Students in Aaron Hadfield’s “American problems” class don’t just learn about the country’s governing bodies, politics and history. They experience it firsthand in simulations that challenge them to apply their knowledge of such concepts as freedom, democracy and justice.
And in the process — whether they’ve spent two weeks under totalitarian rule or jockeying for their party’s nomination at a mock presidential primary — Hadfield’s students walk away with a profound appreciation for these principles and a desire to learn more.
For his creativity and ability to light a fire in the most dispassionate of learners, the Brighton High teacher was one of 11 teaching professionals in Utah chosen to receive Huntsman Awards for Excellence in Education this year. Utah philanthropist and billionaire Jon M. Huntsman and his wife Karen Huntsman sponsor the awards “to give thanks to the best teachers, administrators, and volunteers in Utah for continually seeking ways to improve the quality of education in [public schools].”

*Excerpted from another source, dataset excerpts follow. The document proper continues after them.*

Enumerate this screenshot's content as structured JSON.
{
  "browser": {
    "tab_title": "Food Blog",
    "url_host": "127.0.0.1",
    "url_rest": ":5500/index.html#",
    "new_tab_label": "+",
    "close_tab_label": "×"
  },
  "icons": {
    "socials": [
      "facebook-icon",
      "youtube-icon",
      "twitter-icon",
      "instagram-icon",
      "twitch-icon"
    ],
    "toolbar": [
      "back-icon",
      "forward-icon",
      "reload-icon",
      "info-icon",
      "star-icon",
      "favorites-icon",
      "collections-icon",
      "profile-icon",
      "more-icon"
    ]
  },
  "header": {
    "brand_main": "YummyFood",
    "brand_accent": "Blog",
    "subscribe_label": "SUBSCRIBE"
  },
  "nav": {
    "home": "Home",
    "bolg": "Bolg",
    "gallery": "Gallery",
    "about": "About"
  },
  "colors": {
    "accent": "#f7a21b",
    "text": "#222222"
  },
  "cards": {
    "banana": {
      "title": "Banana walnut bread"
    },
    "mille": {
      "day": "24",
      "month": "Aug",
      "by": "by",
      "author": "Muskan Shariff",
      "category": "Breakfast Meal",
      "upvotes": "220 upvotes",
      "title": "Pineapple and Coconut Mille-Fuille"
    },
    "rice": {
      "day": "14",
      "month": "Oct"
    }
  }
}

The winners for 2016 are being notified in the coming weeks, and in May, they’ll be honored at a banquet and receive $10,000 checks. “We’ve known about your teacher for some time. And it makes me really emotional and want to shed a tear when I’ve been able to come into his class to meet him and to realize the impact he has had on students for so many years,” Karen Huntsman told some of Hadfield’s students in a surprise announcement at Brighton High on Wednesday.

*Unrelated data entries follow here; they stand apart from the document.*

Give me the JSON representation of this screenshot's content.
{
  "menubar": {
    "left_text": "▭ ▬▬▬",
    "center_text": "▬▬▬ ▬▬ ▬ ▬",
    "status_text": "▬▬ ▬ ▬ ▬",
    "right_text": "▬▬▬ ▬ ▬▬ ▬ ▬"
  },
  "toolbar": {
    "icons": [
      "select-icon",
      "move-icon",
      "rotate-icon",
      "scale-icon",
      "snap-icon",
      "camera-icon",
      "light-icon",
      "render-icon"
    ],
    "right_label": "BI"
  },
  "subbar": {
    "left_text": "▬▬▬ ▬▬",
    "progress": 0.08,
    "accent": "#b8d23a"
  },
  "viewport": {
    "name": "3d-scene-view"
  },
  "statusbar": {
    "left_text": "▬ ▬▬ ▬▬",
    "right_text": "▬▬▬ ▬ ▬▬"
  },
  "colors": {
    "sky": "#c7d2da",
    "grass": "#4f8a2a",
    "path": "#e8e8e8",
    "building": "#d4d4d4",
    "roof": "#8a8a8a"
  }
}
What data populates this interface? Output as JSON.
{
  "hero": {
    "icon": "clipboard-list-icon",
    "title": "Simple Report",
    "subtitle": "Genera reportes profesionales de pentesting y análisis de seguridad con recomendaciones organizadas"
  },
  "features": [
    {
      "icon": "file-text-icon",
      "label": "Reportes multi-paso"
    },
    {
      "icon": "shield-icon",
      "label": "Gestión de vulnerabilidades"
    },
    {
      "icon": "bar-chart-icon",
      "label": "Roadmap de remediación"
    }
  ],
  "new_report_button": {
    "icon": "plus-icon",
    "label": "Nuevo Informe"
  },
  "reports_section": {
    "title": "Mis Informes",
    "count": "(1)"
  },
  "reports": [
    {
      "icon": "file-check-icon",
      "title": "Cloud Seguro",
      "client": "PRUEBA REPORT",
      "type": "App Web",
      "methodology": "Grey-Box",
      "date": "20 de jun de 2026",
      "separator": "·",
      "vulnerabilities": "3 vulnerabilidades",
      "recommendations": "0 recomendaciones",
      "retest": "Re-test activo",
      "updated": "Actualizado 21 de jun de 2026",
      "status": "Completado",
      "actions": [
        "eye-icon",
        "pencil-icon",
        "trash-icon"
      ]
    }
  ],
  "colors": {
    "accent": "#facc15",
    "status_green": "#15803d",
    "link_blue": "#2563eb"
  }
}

Hadfield’s gift, she said, is to open young peoples’ minds to the wonders of the world in all its complexity. “No one person has all the right answers,” she told students. “I hope that when you leave this class, and leave this school, that you will remember this teacher; that you will be the type of person that he wants you to be. He wants you to be able to go forth in this world and make a difference with civility [and] to understand and value differences.”

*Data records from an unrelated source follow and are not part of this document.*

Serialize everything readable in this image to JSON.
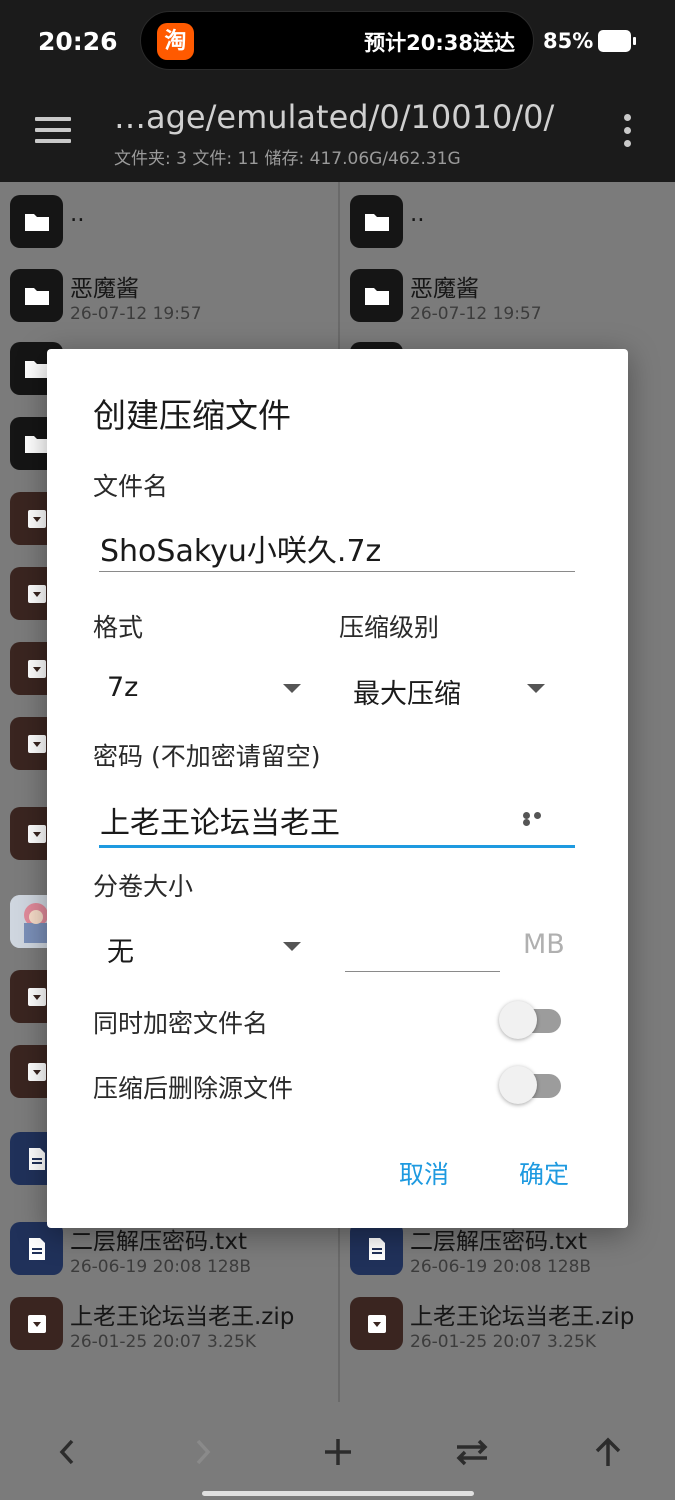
{
  "status_bar": {
    "time": "20:26",
    "island_app_icon": "淘",
    "island_text": "预计20:38送达",
    "battery_percent": "85%"
  },
  "toolbar": {
    "path": "…age/emulated/0/10010/0/",
    "subtitle": "文件夹: 3  文件: 11  储存: 417.06G/462.31G"
  },
  "left_panel": {
    "parent_dir": "..",
    "items": [
      {
        "name": "恶魔酱",
        "meta": "26-07-12 19:57"
      },
      {
        "name": "二层解压密码.txt",
        "meta": "26-06-19 20:08  128B"
      },
      {
        "name": "上老王论坛当老王.zip",
        "meta": "26-01-25 20:07  3.25K"
      }
    ]
  },
  "right_panel": {
    "parent_dir": "..",
    "items": [
      {
        "name": "恶魔酱",
        "meta": "26-07-12 19:57"
      },
      {
        "name": "二层解压密码.txt",
        "meta": "26-06-19 20:08  128B"
      },
      {
        "name": "上老王论坛当老王.zip",
        "meta": "26-01-25 20:07  3.25K"
      }
    ]
  },
  "dialog": {
    "title": "创建压缩文件",
    "filename_label": "文件名",
    "filename_value": "ShoSakyu小咲久.7z",
    "format_label": "格式",
    "format_value": "7z",
    "level_label": "压缩级别",
    "level_value": "最大压缩",
    "password_label": "密码 (不加密请留空)",
    "password_value": "上老王论坛当老王",
    "split_label": "分卷大小",
    "split_value": "无",
    "split_unit": "MB",
    "encrypt_names_label": "同时加密文件名",
    "encrypt_names_on": false,
    "delete_source_label": "压缩后删除源文件",
    "delete_source_on": false,
    "cancel_label": "取消",
    "ok_label": "确定"
  },
  "icons": {
    "menu": "hamburger-icon",
    "more": "more-vert-icon",
    "back": "chevron-left-icon",
    "forward": "chevron-right-icon",
    "add": "plus-icon",
    "swap": "swap-icon",
    "up": "arrow-up-icon"
  },
  "colors": {
    "accent": "#1e9ae0",
    "toolbar_bg": "#1b1b1b",
    "taobao_orange": "#ff5a00"
  }
}
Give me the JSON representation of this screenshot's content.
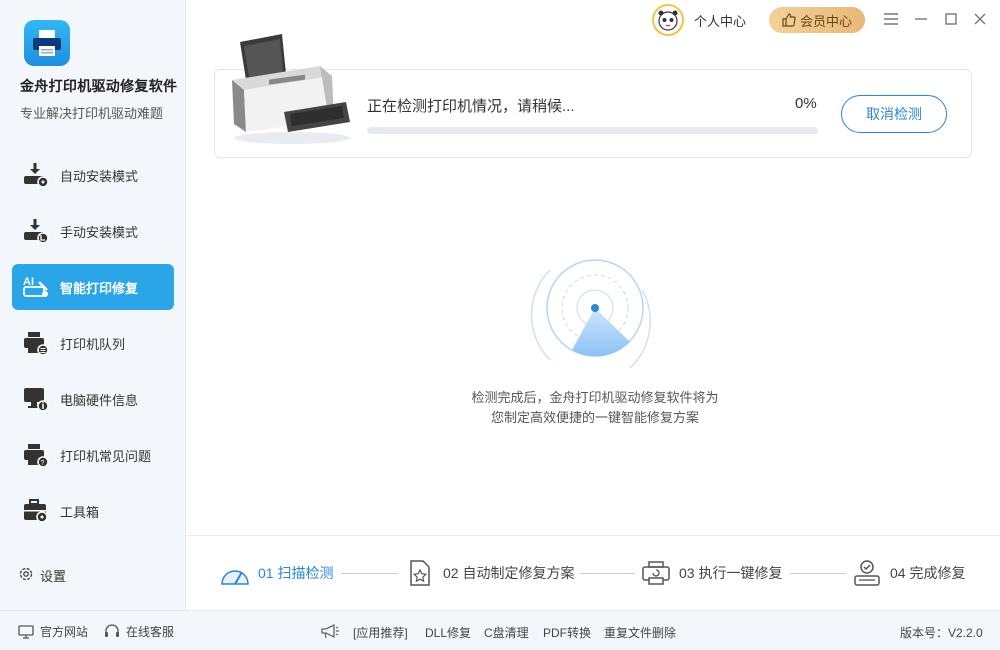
{
  "app": {
    "title": "金舟打印机驱动修复软件",
    "subtitle": "专业解决打印机驱动难题"
  },
  "sidebar": {
    "items": [
      {
        "label": "自动安装模式",
        "icon": "auto-install-icon",
        "active": false
      },
      {
        "label": "手动安装模式",
        "icon": "manual-install-icon",
        "active": false
      },
      {
        "label": "智能打印修复",
        "icon": "ai-repair-icon",
        "active": true
      },
      {
        "label": "打印机队列",
        "icon": "printer-queue-icon",
        "active": false
      },
      {
        "label": "电脑硬件信息",
        "icon": "hardware-info-icon",
        "active": false
      },
      {
        "label": "打印机常见问题",
        "icon": "printer-faq-icon",
        "active": false
      },
      {
        "label": "工具箱",
        "icon": "toolbox-icon",
        "active": false
      }
    ],
    "settings_label": "设置"
  },
  "header": {
    "user_label": "个人中心",
    "vip_label": "会员中心"
  },
  "detection": {
    "status": "正在检测打印机情况，请稍候...",
    "percent_text": "0%",
    "progress": 0,
    "cancel_label": "取消检测"
  },
  "description": {
    "line1": "检测完成后，金舟打印机驱动修复软件将为",
    "line2": "您制定高效便捷的一键智能修复方案"
  },
  "steps": [
    {
      "label": "01 扫描检测",
      "active": true
    },
    {
      "label": "02 自动制定修复方案",
      "active": false
    },
    {
      "label": "03 执行一键修复",
      "active": false
    },
    {
      "label": "04 完成修复",
      "active": false
    }
  ],
  "footer": {
    "website": "官方网站",
    "support": "在线客服",
    "recommend": "[应用推荐]",
    "links": [
      "DLL修复",
      "C盘清理",
      "PDF转换",
      "重复文件删除"
    ],
    "version": "版本号：V2.2.0"
  },
  "colors": {
    "accent": "#2aa5e8",
    "primary_blue": "#2b86d6",
    "vip_gold": "#e9b877"
  }
}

Hadfield thanked family members in attendance and Canyons District administrators, specifically Brighton Principal Charisse Hilton, for supporting his unconventional instructional methods. “I’m so grateful to her," he said, "for allowing us to do what we do, and go outside the lines sometimes, in ways to make education better.” And he thanked his students, encouraging them to take what they’ve learned in his classroom and build upon it: “I’m absolutely convinced that my future is tied to you. There is no way I will be free, there is no way that my children will benefit from the blessings of this country, without you.”